We consider the problem of using diffusion models to generate fast, smooth, and temporally consistent robot motions. Although diffusion models have demonstrated superior performance in robot learning due to their task scalability and multi-modal flexibility, they suffer from two fundamental limitations: (1) they often produce non-smooth, jerky motions due to their inability to capture temporally consistent movement dynamics, and (2) their iterative sampling process incurs prohibitive latency for many robotic tasks. Inspired by classic robot motion generation methods such as DMPs and ProMPs, which capture temporally and spatially consistent dynamic of trajectories using low-dimensional vectors -- and by recent advances in diffusion-based image generation that use consistency models with probability flow ODEs to accelerate the denoising process, we propose Fast Robot Motion Diffusion (FRMD). FRMD uniquely integrates Movement Primitives (MPs) with Consistency Models to enable efficient, single-step trajectory generation. By leveraging probabilistic flow ODEs and consistency distillation, our method models trajectory distributions while learning a compact, time-continuous motion representation within an encoder-decoder architecture. This unified approach eliminates the slow, multi-step denoising process of conventional diffusion models, enabling efficient one-step inference and smooth robot motion generation. We extensively evaluated our FRMD on the well-recognized Meta-World and ManiSkills Benchmarks, ranging from simple to more complex manipulation tasks, comparing its performance against state-of-the-art baselines. Our results show that FRMD generates significantly faster, smoother trajectories while achieving higher success rates.

Paper Structure

This paper contains 28 sections, 13 equations, 3 figures, 2 tables, 1 algorithm.

Figures (3)

  • Figure 1: Overview of FRMD Training Framework. Given observations $o_i$, raw action sequence $\tau^0$ and initial state $(y_0, \dot{y_0})$ from the robot datasets, we first perform a forward diffusion to introduce noise over $n+k$ steps.
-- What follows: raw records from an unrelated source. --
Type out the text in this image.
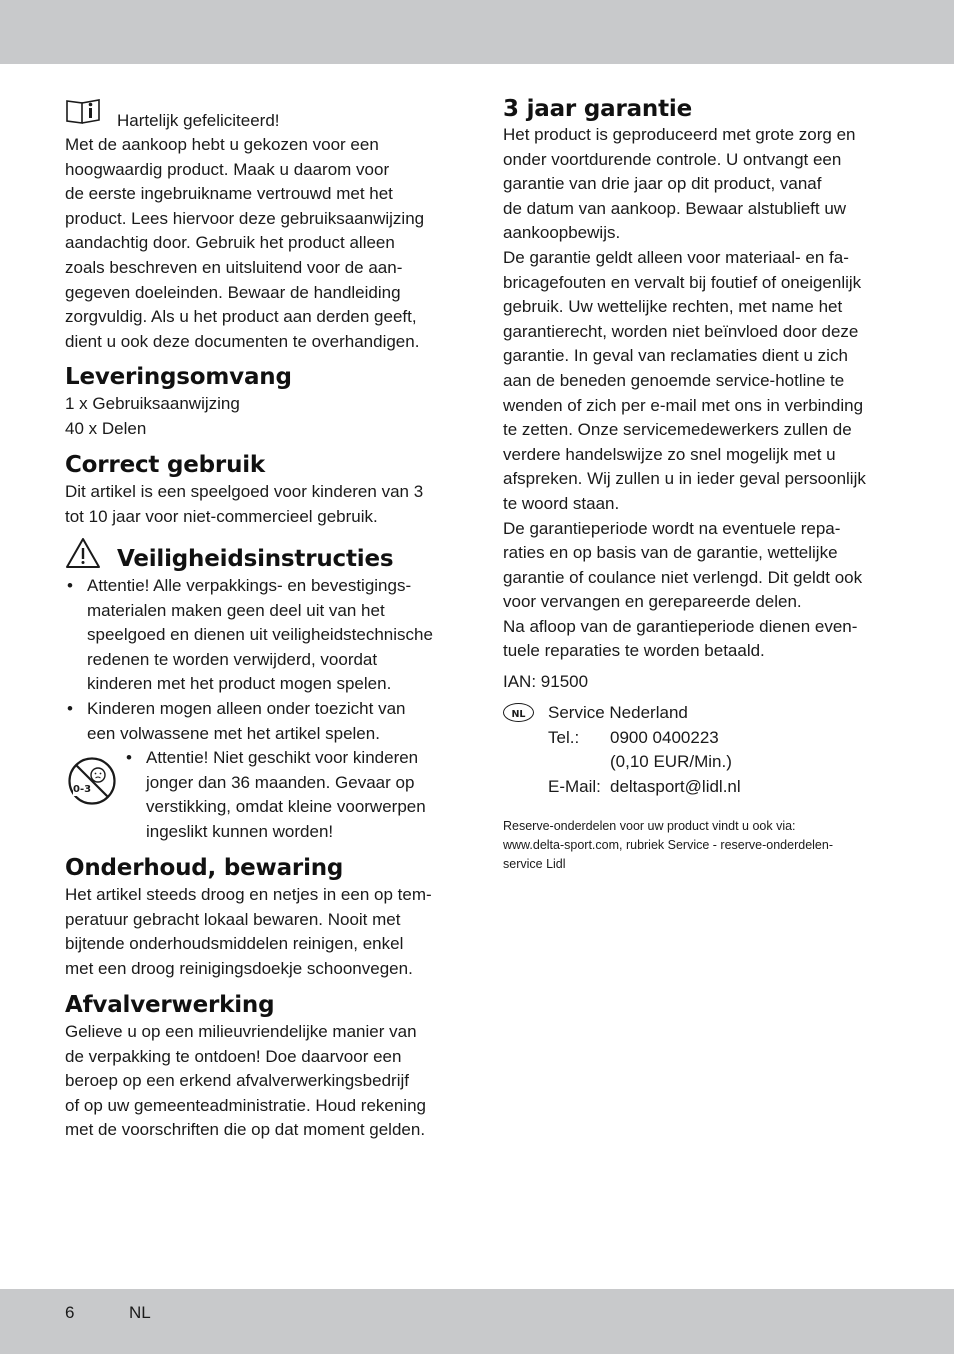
Hartelijk gefeliciteerd!

Met de aankoop hebt u gekozen voor een

hoogwaardig product. Maak u daarom voor

de eerste ingebruikname vertrouwd met het

product. Lees hiervoor deze gebruiksaanwijzing

aandachtig door. Gebruik het product alleen

zoals beschreven en uitsluitend voor de aan-

gegeven doeleinden. Bewaar de handleiding

zorgvuldig. Als u het product aan derden geeft,

dient u ook deze documenten te overhandigen.

Leveringsomvang

1 x Gebruiksaanwijzing

40 x Delen

Correct gebruik

Dit artikel is een speelgoed voor kinderen van 3

tot 10 jaar voor niet-commercieel gebruik.

Veiligheidsinstructies
• Attentie! Alle verpakkings- en bevestigings-
materialen maken geen deel uit van het
speelgoed en dienen uit veiligheidstechnische
redenen te worden verwijderd, voordat
kinderen met het product mogen spelen.
• Kinderen mogen alleen onder toezicht van
een volwassene met het artikel spelen.
0-3
• Attentie! Niet geschikt voor kinderen
jonger dan 36 maanden. Gevaar op
verstikking, omdat kleine voorwerpen
ingeslikt kunnen worden!
Onderhoud, bewaring

Het artikel steeds droog en netjes in een op tem-

peratuur gebracht lokaal bewaren. Nooit met

bijtende onderhoudsmiddelen reinigen, enkel

met een droog reinigingsdoekje schoonvegen.

Afvalverwerking

Gelieve u op een milieuvriendelijke manier van

de verpakking te ontdoen! Doe daarvoor een

beroep op een erkend afvalverwerkingsbedrijf

of op uw gemeenteadministratie. Houd rekening

met de voorschriften die op dat moment gelden.

3 jaar garantie

Het product is geproduceerd met grote zorg en

onder voortdurende controle. U ontvangt een

garantie van drie jaar op dit product, vanaf

de datum van aankoop. Bewaar alstublieft uw

aankoopbewijs.

De garantie geldt alleen voor materiaal- en fa-

bricagefouten en vervalt bij foutief of oneigenlijk

gebruik. Uw wettelijke rechten, met name het

garantierecht, worden niet beïnvloed door deze

garantie. In geval van reclamaties dient u zich

aan de beneden genoemde service-hotline te

wenden of zich per e-mail met ons in verbinding

te zetten. Onze servicemedewerkers zullen de

verdere handelswijze zo snel mogelijk met u

afspreken. Wij zullen u in ieder geval persoonlijk

te woord staan.

De garantieperiode wordt na eventuele repa-

raties en op basis van de garantie, wettelijke

garantie of coulance niet verlengd. Dit geldt ook

voor vervangen en gerepareerde delen.

Na afloop van de garantieperiode dienen even-

tuele reparaties te worden betaald.

IAN: 91500

NL	Service Nederland
Tel.: 0900 0400223
(0,10 EUR/Min.)
E-Mail: deltasport@lidl.nl

Reserve-onderdelen voor uw product vindt u ook via:

www.delta-sport.com, rubriek Service - reserve-onderdelen-

service Lidl

6	NL
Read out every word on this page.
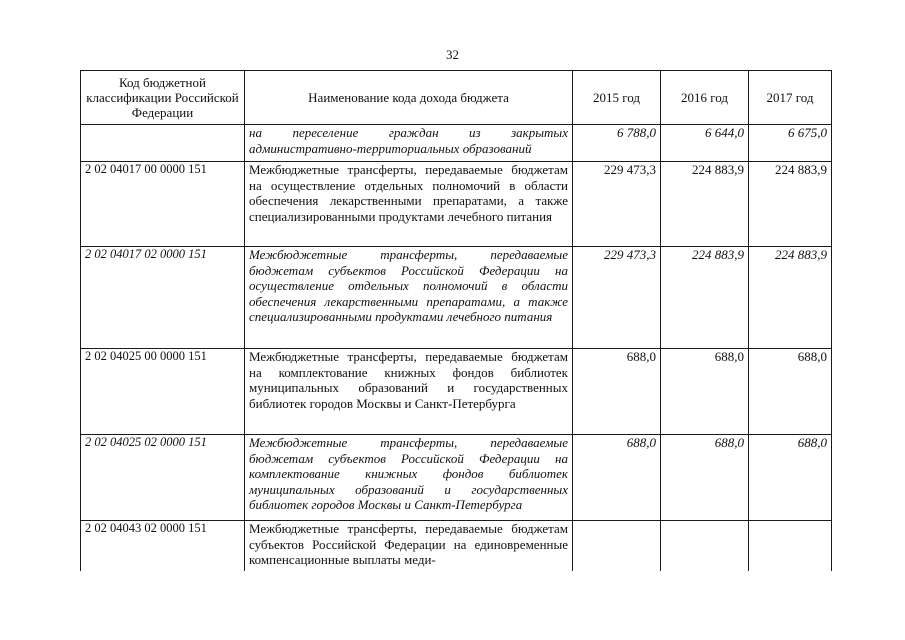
32
Код бюджетной классификации Российской Федерации	Наименование кода дохода бюджета	2015 год	2016 год	2017 год
	на переселение граждан из закрытых административно-территориальных образований	6 788,0	6 644,0	6 675,0
2 02 04017 00 0000 151	Межбюджетные трансферты, передаваемые бюджетам на осуществление отдельных полномочий в области обеспечения лекарственными препаратами, а также специализированными продуктами лечебного питания	229 473,3	224 883,9	224 883,9
2 02 04017 02 0000 151	Межбюджетные трансферты, передаваемые бюджетам субъектов Российской Федерации на осуществление отдельных полномочий в области обеспечения лекарственными препаратами, а также специализированными продуктами лечебного питания	229 473,3	224 883,9	224 883,9
2 02 04025 00 0000 151	Межбюджетные трансферты, передаваемые бюджетам на комплектование книжных фондов библиотек муниципальных образований и государственных библиотек городов Москвы и Санкт-Петербурга	688,0	688,0	688,0
2 02 04025 02 0000 151	Межбюджетные трансферты, передаваемые бюджетам субъектов Российской Федерации на комплектование книжных фондов библиотек муниципальных образований и государственных библиотек городов Москвы и Санкт-Петербурга	688,0	688,0	688,0
2 02 04043 02 0000 151	Межбюджетные трансферты, передаваемые бюджетам субъектов Российской Федерации на единовременные компенсационные выплаты меди-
The resulting noisy sequence $\tau^{n+k}$ is then fed into both the student model and the teacher model to predict the action sequence $\tau^0$ and $\tau^n$. The target model uses the teacher network’s $k$-step estimation results to predict the action sequence. The student model, trained via consistency distillation and its weights are updated through an Exponential Moving Average (EMA).
  • Figure 2: Learning Curve comparison of different methods across various robotic tasks. We compare FRMD (ours), Diffusion Policy (DP) and Movement Primitives Diffusion (MPD) across 12 different tasks from the MetaWorld and ManiSkill benchmarks. The success rate is computed by evaluating 10 episodes with random seeds in each environment at every 5k training steps for each method, until convergence. The mean success rate is plotted as a solid line, and the variance is shown as shaded areas. Results show that our method consistently achieves higher success rates with significantly smaller inference latency (10x faster than MPD scheikl2024movement, 7x faster than DP chi2023diffusion, as shown in Table 1) compared to baselines. Note that the intermediate success rate of our method in the initial training steps is due to model distillation using the teach model.
  • Figure 3: Trajectories generated in PlugCharger-v1 task. The top plot shows the trajectory generated by DP, while the bottom plot presents the trajectory produced by our method (FRMD). The green circles highlight regions where the data point transitions exhibits significant non-smoothness which is computed by comparing its curvature $k_i$ with a threshold $k_{max}=1$, as defined in Section \ref{['IV-B']} . In comparison, our method results in a significantly smoother trajectory with fewer oscillations, demonstrating improved motion stability, especially near the start and goal point.